De kosten zijn hoger geworden door onder meer:
- Hogere kosten voor hogere verzekeringspremie aansprakelijkheid (€ 80.000)
- Hogere motorrijtuigenbelasting en invoeren track&trace (€ 59.000)
- Diverse hogere kosten voor onderhoud gebouwen en terreinen (€ 140.000)
- Hogere advertentiekosten personele zaken door meer en soms moeilijk te vervullen vacatures (€ 119.000)
- Kosten SABEWA (€ 47.000).
Verder zijn er diverse extra kosten waaronder t.b.v. ICT, Arbo, communicatie en administratie, e.d.. (€ 184.300)
Externe opbrengsten
De externe opbrengsten voor programma B&O zijn € 473.500 hoger dan begroot. Dit wordt voor het grootste deel veroorzaakt door een hogere opbrengst uit eigendommen (o.a. pachten, erfpachten, huur water en gronden).
Risico’s en ontwikkelingen
Voor 1 juli 2022 moet de nieuwe Waterschapsverordening (Omgevingswet) bestuurlijk zijn vastgesteld en zijn doorgevoerd en getest op juiste werking in het DSO (Digitaal Stelsel Omgevingswet).
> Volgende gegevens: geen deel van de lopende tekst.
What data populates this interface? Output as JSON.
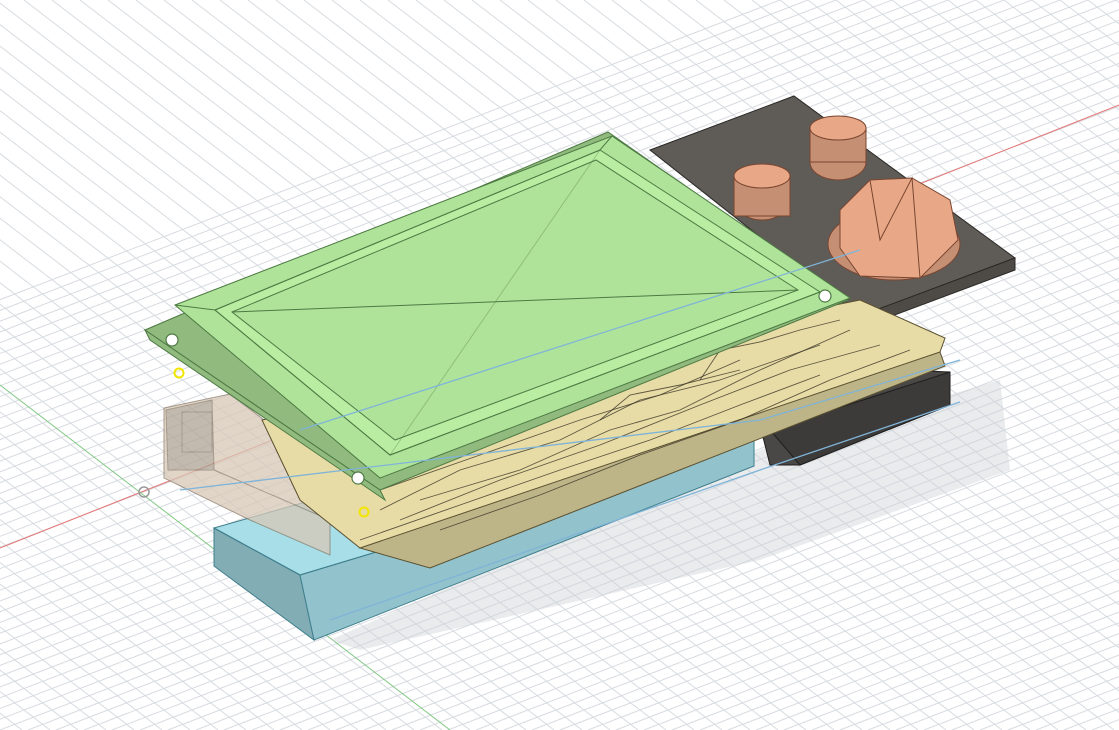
{
  "viewport": {
    "background": "#ffffff",
    "grid_color": "#d7dbe0",
    "x_axis_color": "#e57373",
    "y_axis_color": "#81c784",
    "guide_color": "#7fb4d8"
  },
  "components": {
    "lcd_bezel": {
      "color": "#b0e39a",
      "edge": "#4d7a43"
    },
    "pcb_board": {
      "color": "#e7dba6",
      "edge": "#5a5030"
    },
    "enclosure_base": {
      "color": "#9fd3dd",
      "edge": "#3f7f8d"
    },
    "connector_housing": {
      "color": "#d7c8b6",
      "edge": "#8a7a68"
    },
    "control_panel": {
      "color": "#5f5b57",
      "edge": "#2b2927"
    },
    "spacer_block": {
      "color": "#4a4847",
      "edge": "#1f1e1d"
    },
    "knobs": {
      "color": "#e8a888",
      "edge": "#7a4630",
      "count": 3
    }
  },
  "markers": {
    "color": "#f2e600",
    "count": 2
  }
}
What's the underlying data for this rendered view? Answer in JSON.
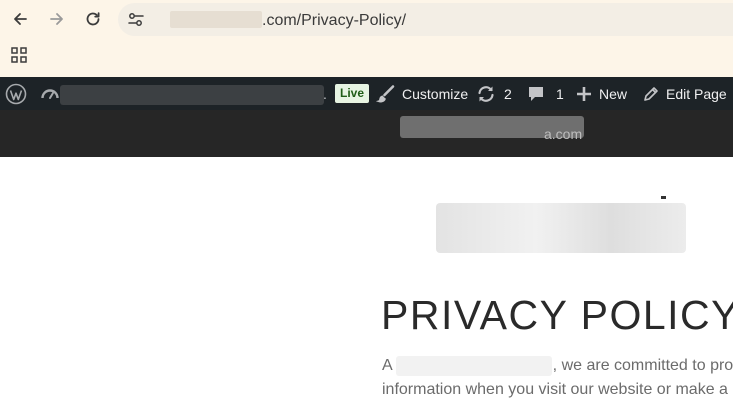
{
  "browser": {
    "url_visible": ".com/Privacy-Policy/",
    "icons": {
      "back": "arrow-left-icon",
      "forward": "arrow-right-icon",
      "reload": "reload-icon",
      "site_info": "tune-icon",
      "apps": "apps-grid-icon"
    }
  },
  "admin_bar": {
    "live_label": "Live",
    "customize_label": "Customize",
    "updates_count": "2",
    "comments_count": "1",
    "new_label": "New",
    "edit_page_label": "Edit Page",
    "dot": "."
  },
  "site_header": {
    "text_fragment": "a.com"
  },
  "content": {
    "title": "PRIVACY POLICY",
    "line1_start": "A",
    "line1_end": ", we are committed to pro",
    "line2": "information when you visit our website or make a p"
  },
  "colors": {
    "browser_bg": "#fdf5e8",
    "admin_bar_bg": "#1d2327",
    "header_bg": "#262626",
    "live_badge_bg": "#e6f4e3"
  }
}
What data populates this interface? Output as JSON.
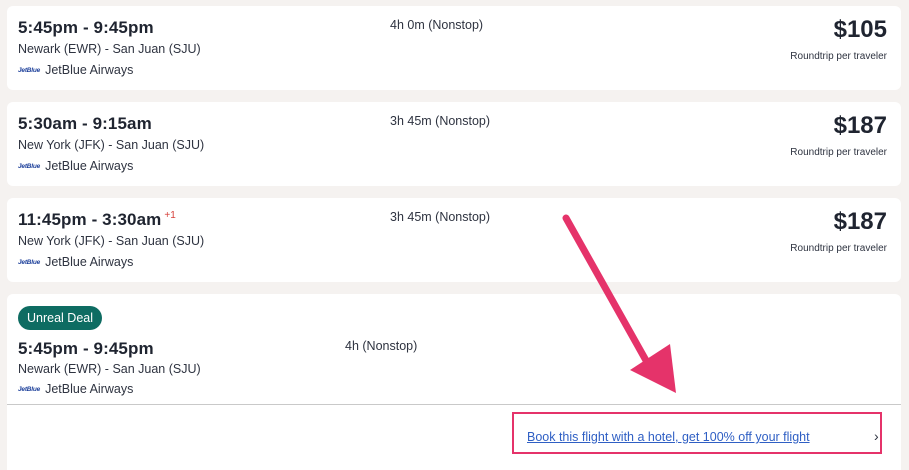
{
  "flights": [
    {
      "time": "5:45pm - 9:45pm",
      "day_offset": "",
      "route": "Newark (EWR) - San Juan (SJU)",
      "airline_logo": "JetBlue",
      "airline": "JetBlue Airways",
      "duration": "4h 0m (Nonstop)",
      "price": "$105",
      "price_note": "Roundtrip per traveler"
    },
    {
      "time": "5:30am - 9:15am",
      "day_offset": "",
      "route": "New York (JFK) - San Juan (SJU)",
      "airline_logo": "JetBlue",
      "airline": "JetBlue Airways",
      "duration": "3h 45m (Nonstop)",
      "price": "$187",
      "price_note": "Roundtrip per traveler"
    },
    {
      "time": "11:45pm - 3:30am",
      "day_offset": "+1",
      "route": "New York (JFK) - San Juan (SJU)",
      "airline_logo": "JetBlue",
      "airline": "JetBlue Airways",
      "duration": "3h 45m (Nonstop)",
      "price": "$187",
      "price_note": "Roundtrip per traveler"
    }
  ],
  "deal": {
    "badge": "Unreal Deal",
    "time": "5:45pm - 9:45pm",
    "route": "Newark (EWR) - San Juan (SJU)",
    "airline_logo": "JetBlue",
    "airline": "JetBlue Airways",
    "duration": "4h (Nonstop)",
    "promo_link": "Book this flight with a hotel, get 100% off your flight",
    "chevron": "›"
  },
  "colors": {
    "badge_bg": "#0e6c62",
    "link": "#2f5fc4",
    "annotation": "#e5336a",
    "day_offset": "#d6403b"
  },
  "icons": [
    "jetblue-logo-icon",
    "chevron-right-icon",
    "annotation-arrow"
  ]
}
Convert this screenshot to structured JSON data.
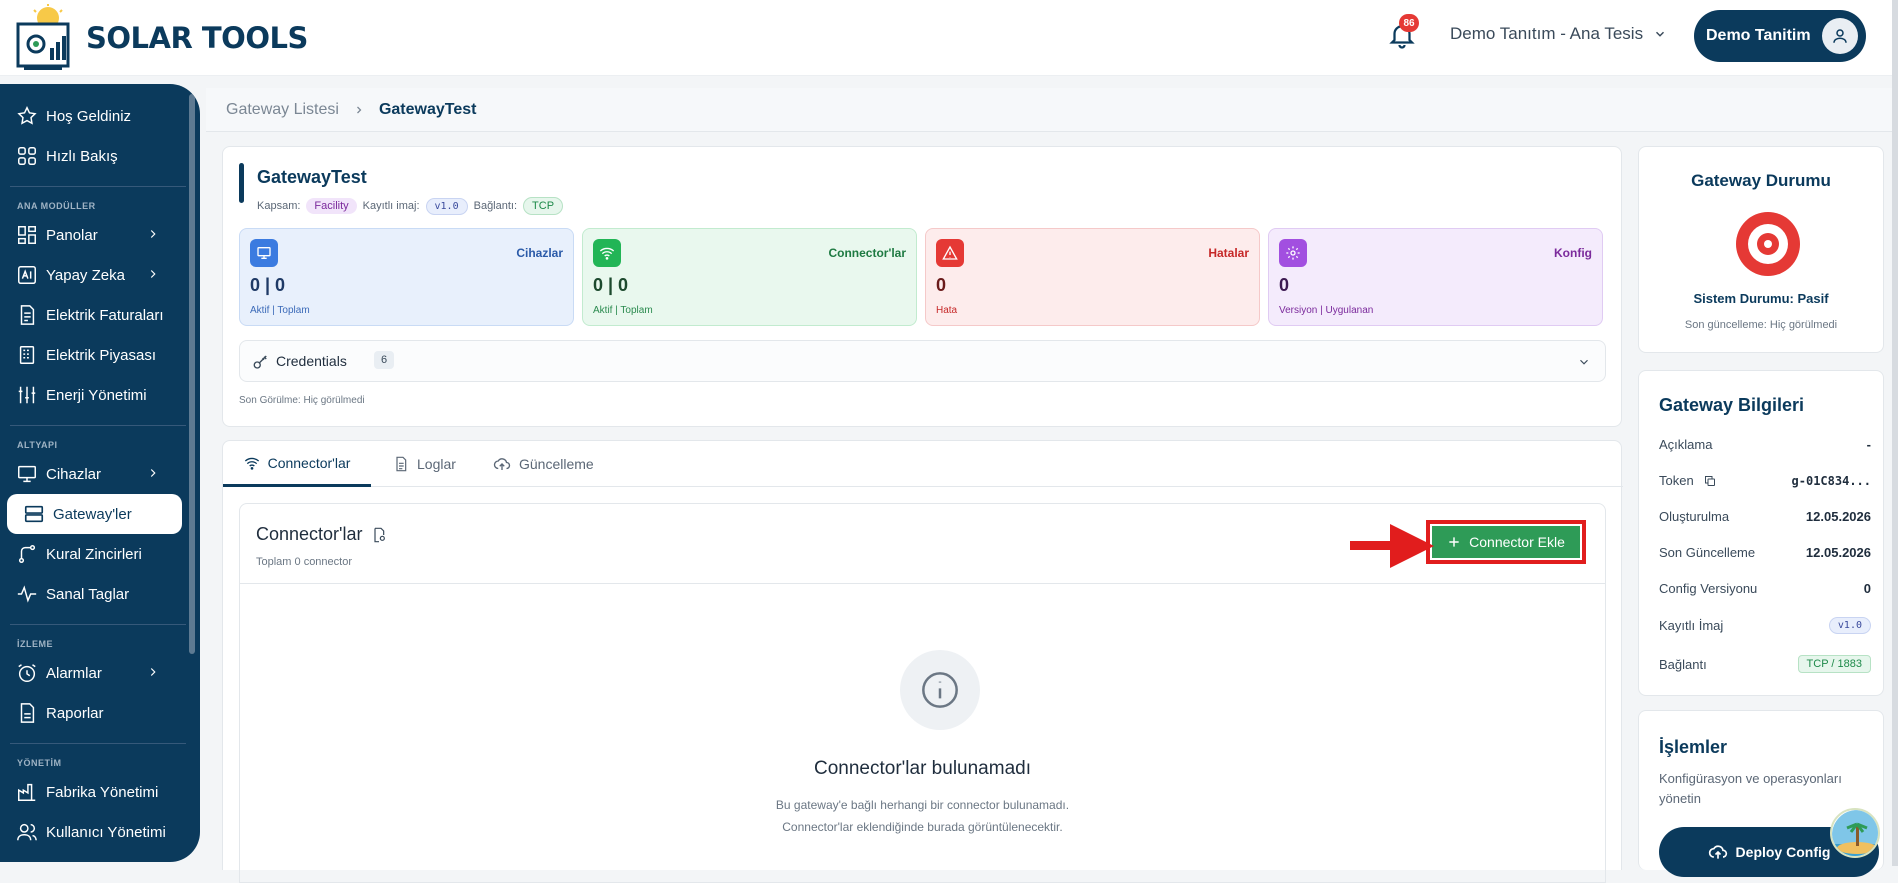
{
  "header": {
    "brand": "SOLAR TOOLS",
    "notifications_count": "86",
    "site_selector": "Demo Tanıtım - Ana Tesis",
    "user_name": "Demo Tanitim"
  },
  "sidebar": {
    "items_top": [
      {
        "label": "Hoş Geldiniz",
        "icon": "star-icon"
      },
      {
        "label": "Hızlı Bakış",
        "icon": "grid-icon"
      }
    ],
    "section_main": "ANA MODÜLLER",
    "items_main": [
      {
        "label": "Panolar",
        "icon": "dashboard-icon",
        "has_children": true
      },
      {
        "label": "Yapay Zeka",
        "icon": "ai-icon",
        "has_children": true
      },
      {
        "label": "Elektrik Faturaları",
        "icon": "invoice-icon"
      },
      {
        "label": "Elektrik Piyasası",
        "icon": "market-icon"
      },
      {
        "label": "Enerji Yönetimi",
        "icon": "sliders-icon"
      }
    ],
    "section_infra": "ALTYAPI",
    "items_infra": [
      {
        "label": "Cihazlar",
        "icon": "monitor-icon",
        "has_children": true
      },
      {
        "label": "Gateway'ler",
        "icon": "server-icon",
        "active": true
      },
      {
        "label": "Kural Zincirleri",
        "icon": "route-icon"
      },
      {
        "label": "Sanal Taglar",
        "icon": "activity-icon"
      }
    ],
    "section_monitor": "İZLEME",
    "items_monitor": [
      {
        "label": "Alarmlar",
        "icon": "alarm-icon",
        "has_children": true
      },
      {
        "label": "Raporlar",
        "icon": "report-icon"
      }
    ],
    "section_admin": "YÖNETİM",
    "items_admin": [
      {
        "label": "Fabrika Yönetimi",
        "icon": "factory-icon"
      },
      {
        "label": "Kullanıcı Yönetimi",
        "icon": "users-icon"
      }
    ]
  },
  "breadcrumb": {
    "parent": "Gateway Listesi",
    "current": "GatewayTest"
  },
  "gateway": {
    "name": "GatewayTest",
    "scope_label": "Kapsam:",
    "scope_value": "Facility",
    "image_label": "Kayıtlı imaj:",
    "image_value": "v1.0",
    "conn_label": "Bağlantı:",
    "conn_value": "TCP",
    "stats": [
      {
        "label": "Cihazlar",
        "value": "0 | 0",
        "sub": "Aktif  |  Toplam"
      },
      {
        "label": "Connector'lar",
        "value": "0 | 0",
        "sub": "Aktif  |  Toplam"
      },
      {
        "label": "Hatalar",
        "value": "0",
        "sub": "Hata"
      },
      {
        "label": "Konfig",
        "value": "0",
        "sub": "Versiyon  |  Uygulanan"
      }
    ],
    "credentials_label": "Credentials",
    "credentials_count": "6",
    "last_seen": "Son Görülme: Hiç görülmedi"
  },
  "tabs": [
    {
      "label": "Connector'lar",
      "icon": "wifi-icon",
      "active": true
    },
    {
      "label": "Loglar",
      "icon": "document-icon"
    },
    {
      "label": "Güncelleme",
      "icon": "cloud-upload-icon"
    }
  ],
  "connectors": {
    "title": "Connector'lar",
    "subtitle": "Toplam 0 connector",
    "add_button": "Connector Ekle",
    "empty_title": "Connector'lar bulunamadı",
    "empty_line1": "Bu gateway'e bağlı herhangi bir connector bulunamadı.",
    "empty_line2": "Connector'lar eklendiğinde burada görüntülenecektir."
  },
  "status": {
    "title": "Gateway Durumu",
    "state": "Sistem Durumu: Pasif",
    "updated": "Son güncelleme: Hiç görülmedi",
    "color": "#e53935"
  },
  "info": {
    "title": "Gateway Bilgileri",
    "rows": [
      {
        "label": "Açıklama",
        "value": "-"
      },
      {
        "label": "Token",
        "value": "g-01C834..."
      },
      {
        "label": "Oluşturulma",
        "value": "12.05.2026"
      },
      {
        "label": "Son Güncelleme",
        "value": "12.05.2026"
      },
      {
        "label": "Config Versiyonu",
        "value": "0"
      },
      {
        "label": "Kayıtlı İmaj",
        "value": "v1.0"
      },
      {
        "label": "Bağlantı",
        "value": "TCP / 1883"
      }
    ]
  },
  "ops": {
    "title": "İşlemler",
    "desc": "Konfigürasyon ve operasyonları yönetin",
    "deploy": "Deploy Config"
  }
}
Momenteel hebben we een vertraging van ongeveer 5 tot 6 maanden in de voorbereiding. Het zwaartepunt voor alle werkzaamheden ligt in 2021 zodat in januari 2022 het besluitvormingstraject kan starten. Momenteel wordt hiertoe de minimaal benodigde capaciteit zo goed mogelijk ingezet. Maar er is een reëel risico dat dit onvoldoende gaat lukken. In dat geval voldoen we als waterschap niet aan onze wettelijke verplichting om dit tijdig geregeld te hebben en is onvoldoende dienstverlening mogelijk richting burgers en bedrijven. Om het risico te beperken wordt in de verdeling van werkzaamheden hogere prioriteit gegeven aan dit project.
Binnen SaBeWa is een begrotingswijziging voor 2021 in voorbereiding. Deze begrotingswijziging is gebaseerd op de tussentijdse rapportages en de bestuursrapportage over de periode januari t/m juli 2021. Uit deze rapportages is gebleken dat de voor bepaalde kostensoorten begrote bedragen niet toereikend zijn ten opzichte van de verwachte kosten hiervoor in 2021. Als deze begrotingswijziging formeel wordt dan kan dit voor ons waterschap een kostenverhoging met zich meebrengen van circa € 100.000.
Personeelslasten
Er is een nadeel van € 219.000 gerapporteerd. Dit bedrag is voornamelijk tot stand gekomen door inhuur voor het E-HRM project (vervanging systeem personeelsadministratie), en voor inhuur wegens vacatures, ziekte en zwangerschapsverlof.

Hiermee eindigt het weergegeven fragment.